[Ger-Poland-Volhynia] German Dialect question
Günther Böhm
GHBoehm at ish.de
Sun Dec 30 03:12:05 PST 2012
Am 28.12.2012 21:51, schrieb DLPratt123 at aol.com:
> My grandparents surnamed Hirsekorn emigrated from Volhynia in 1906 and
> 1907. The birth certificate for their son (from the Polish Baptist church in
> Lucinow) is in Cyrillic, spelling the surname in a way that suggests that
> the s was pronounced like the s in English `vision' or `pleasure'. Do any of
> you know of a German dialect in which `Hirse' would have been so
> pronounced? (This would explain why others occasionally spelled the surname as
> Hirschkorn.)
>
> Dan Pratt
Hello Dan,
there are 5 events of the spelling HIRSCHEKORN in the German telephone register, in comparision to 271 events of HIRSEKORN.

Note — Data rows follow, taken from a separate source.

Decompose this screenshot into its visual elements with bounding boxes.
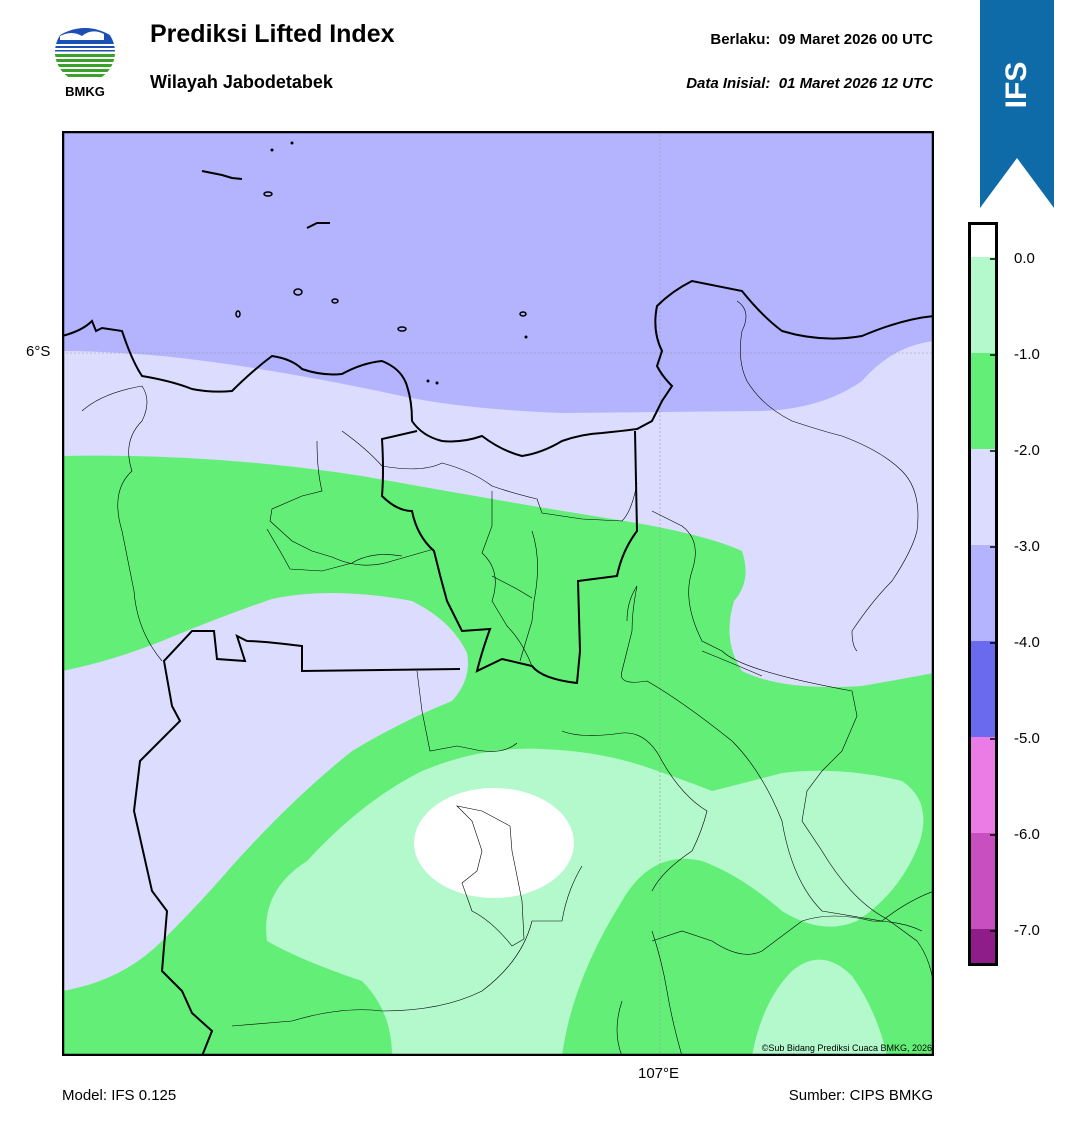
valid-value: 09 Maret 2026 00 UTC: [778, 31, 933, 48]
ribbon-label: IFS: [1000, 61, 1033, 109]
page-title: Prediksi Lifted Index: [150, 20, 395, 48]
province-boundary: [132, 630, 461, 1056]
colorbar-segment: [968, 545, 998, 641]
bmkg-logo-icon: [55, 22, 115, 82]
contour-fill--3-to--4: [62, 131, 934, 413]
source-label: Sumber: CIPS BMKG: [788, 1087, 933, 1104]
colorbar-segment: [968, 222, 998, 257]
init-label: Data Inisial:: [686, 75, 771, 92]
valid-time: Berlaku: 09 Maret 2026 00 UTC: [710, 31, 933, 48]
logo-text: BMKG: [65, 84, 105, 99]
longitude-label: 107°E: [638, 1065, 680, 1082]
island: [290, 141, 294, 145]
colorbar-segment: [968, 353, 998, 449]
contour-fill-0-to--1-south: [752, 959, 887, 1056]
island: [263, 191, 273, 197]
copyright-text: ©Sub Bidang Prediksi Cuaca BMKG, 2026: [761, 1043, 932, 1053]
init-time: Data Inisial: 01 Maret 2026 12 UTC: [686, 75, 933, 92]
colorbar-tick-label: -6.0: [1014, 826, 1040, 843]
colorbar-frame: [968, 222, 998, 966]
ifs-ribbon: [980, 0, 1054, 208]
colorbar-tick-label: -7.0: [1014, 922, 1040, 939]
colorbar-segment: [968, 257, 998, 353]
island: [519, 311, 527, 317]
island: [426, 379, 430, 383]
valid-label: Berlaku:: [710, 31, 771, 48]
province-boundary: [380, 430, 639, 685]
coastline: [62, 279, 934, 458]
colorbar-segment: [968, 641, 998, 737]
island: [331, 298, 339, 304]
island: [293, 288, 303, 296]
island: [524, 335, 528, 339]
island: [435, 381, 439, 385]
colorbar-tick-label: 0.0: [1014, 250, 1035, 267]
colorbar-segment: [968, 929, 998, 966]
model-label: Model: IFS 0.125: [62, 1087, 177, 1104]
colorbar-tick-label: -2.0: [1014, 442, 1040, 459]
init-value: 01 Maret 2026 12 UTC: [778, 75, 933, 92]
colorbar-tick-label: -3.0: [1014, 538, 1040, 555]
colorbar-segment: [968, 833, 998, 929]
island: [306, 222, 330, 229]
colorbar-tick-label: -1.0: [1014, 346, 1040, 363]
island: [235, 310, 241, 318]
bmkg-logo: BMKG: [52, 20, 118, 102]
colorbar-segment: [968, 449, 998, 545]
map-frame: [62, 131, 934, 1056]
page-subtitle: Wilayah Jabodetabek: [150, 72, 333, 92]
island: [201, 170, 243, 180]
colorbar-segment: [968, 737, 998, 833]
contour-fill-above-0: [414, 788, 574, 898]
district-boundaries: [81, 300, 934, 1056]
island: [397, 326, 407, 332]
lifted-index-map: [62, 131, 934, 1056]
colorbar-tick-label: -5.0: [1014, 730, 1040, 747]
island: [270, 148, 274, 152]
colorbar: [968, 222, 998, 966]
latitude-label: 6°S: [26, 343, 51, 360]
colorbar-tick-label: -4.0: [1014, 634, 1040, 651]
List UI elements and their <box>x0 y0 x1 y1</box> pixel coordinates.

Striking is that three of the HIRSCHEKORN are bearing the Russian given names Ludmilla, Wadim and Tatjana, and that
Tatjana's surname is elsewhere spelled HIRSEKORN.

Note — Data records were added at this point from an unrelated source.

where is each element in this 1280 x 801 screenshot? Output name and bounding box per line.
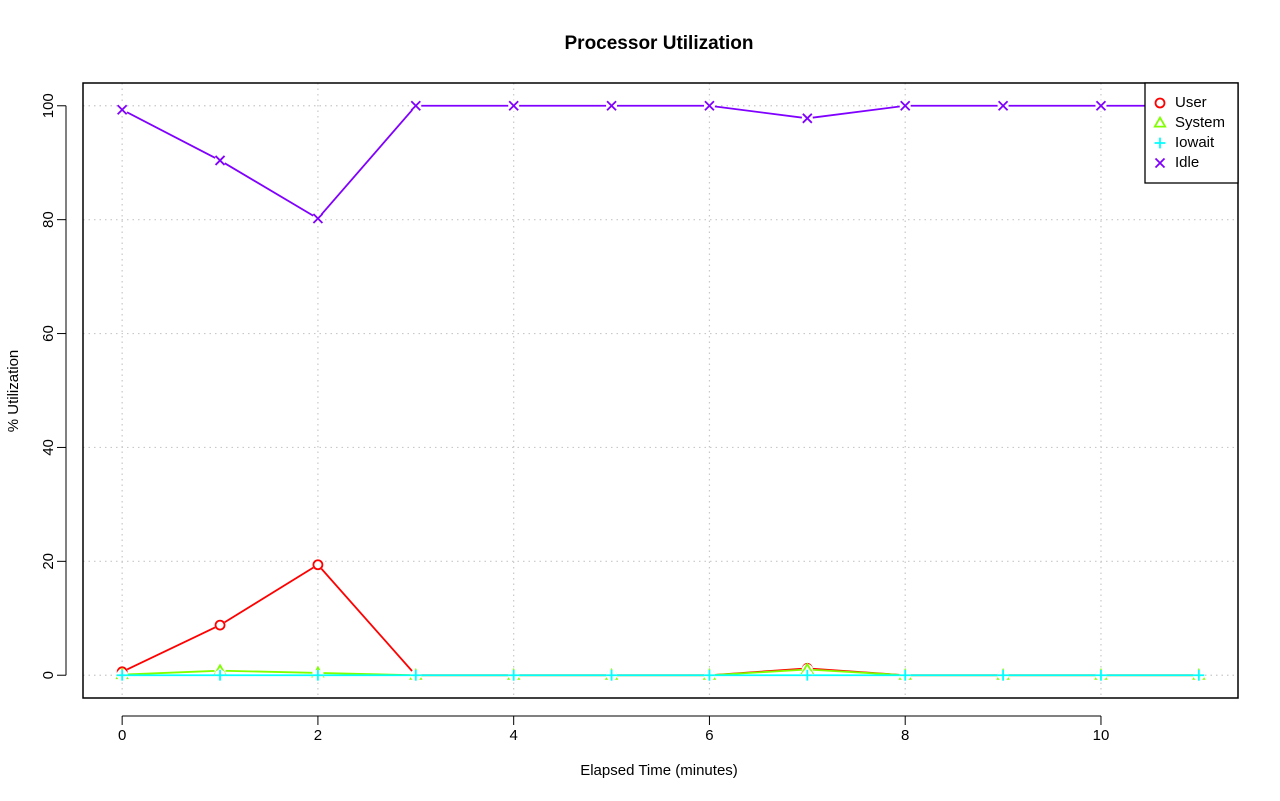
- legend-marker-system: [1153, 115, 1167, 128]
- x-tick-label: 10: [1093, 727, 1110, 744]
- data-point-user: [214, 619, 226, 631]
- data-point-iowait: [899, 669, 911, 681]
- y-axis: 0 20 40 60 80 100: [40, 93, 67, 679]
- x-tick-label: 0: [118, 727, 126, 744]
- legend-marker-iowait: [1154, 137, 1166, 149]
- y-tick-label: 0: [40, 671, 57, 679]
- series-line-user: [121, 563, 1199, 677]
- series-layer: [115, 100, 1206, 681]
- y-tick-label: 40: [40, 439, 57, 456]
- legend-marker-user: [1154, 97, 1166, 109]
- data-point-user: [312, 559, 324, 571]
- data-point-iowait: [1095, 669, 1107, 681]
- data-point-idle: [900, 100, 911, 111]
- legend-marker-idle: [1154, 157, 1166, 169]
- data-point-iowait: [997, 669, 1009, 681]
- x-tick-label: 4: [510, 727, 518, 744]
- legend-label-iowait: Iowait: [1175, 134, 1215, 151]
- legend-box: [1144, 82, 1239, 184]
- y-tick-label: 20: [40, 553, 57, 570]
- series-user: [116, 559, 1205, 681]
- series-line-idle: [121, 104, 1199, 220]
- legend-label-user: User: [1175, 94, 1207, 111]
- x-tick-label: 2: [314, 727, 322, 744]
- data-point-iowait: [801, 669, 813, 681]
- y-axis-label: % Utilization: [5, 350, 22, 433]
- data-point-iowait: [312, 669, 324, 681]
- data-point-idle: [214, 155, 226, 166]
- y-tick-label: 80: [40, 211, 57, 228]
- x-axis-label: Elapsed Time (minutes): [580, 762, 738, 779]
- data-point-idle: [117, 104, 128, 115]
- data-point-idle: [508, 100, 519, 111]
- data-point-iowait: [214, 669, 226, 681]
- legend: User System Iowait Idle: [1144, 82, 1239, 184]
- y-tick-label: 100: [40, 93, 57, 118]
- data-point-idle: [312, 213, 324, 224]
- data-point-idle: [606, 100, 617, 111]
- legend-label-idle: Idle: [1175, 154, 1199, 171]
- data-point-iowait: [704, 669, 715, 681]
- chart-title: Processor Utilization: [565, 33, 754, 54]
- data-point-idle: [410, 100, 421, 111]
- data-point-idle: [1095, 100, 1107, 111]
- data-point-iowait: [508, 669, 520, 681]
- data-point-idle: [997, 100, 1009, 111]
- series-iowait: [116, 669, 1205, 681]
- x-tick-label: 8: [901, 727, 909, 744]
- data-point-iowait: [606, 669, 617, 681]
- legend-label-system: System: [1175, 114, 1225, 131]
- series-system: [115, 662, 1206, 681]
- x-tick-label: 6: [705, 727, 713, 744]
- data-point-iowait: [410, 669, 422, 681]
- data-point-iowait: [116, 669, 128, 681]
- data-point-iowait: [1193, 669, 1205, 681]
- data-point-idle: [704, 100, 715, 111]
- data-point-idle: [802, 113, 813, 124]
- grid-lines: [83, 83, 1238, 698]
- y-tick-label: 60: [40, 325, 57, 342]
- series-idle: [116, 100, 1205, 225]
- x-axis: 0 2 4 6 8 10: [118, 715, 1110, 744]
- plot-frame: [82, 82, 1239, 699]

In older books, I also found the spelling Hirschekorn for "grain of millet" (see in Google Books: Caspar Höffler,
Nikolaus Jacob : Die rechte Bienenkunst ; Leipzig 1619, p. 211, and Johann Friedrich Rübel : Merkwürdigkeiten aus dem
Reich der Natur ; Frankfurt / Leipzig 1762, p. 17).
The Russian spelling of the surname is Гирзекорн and it seems to be quite common.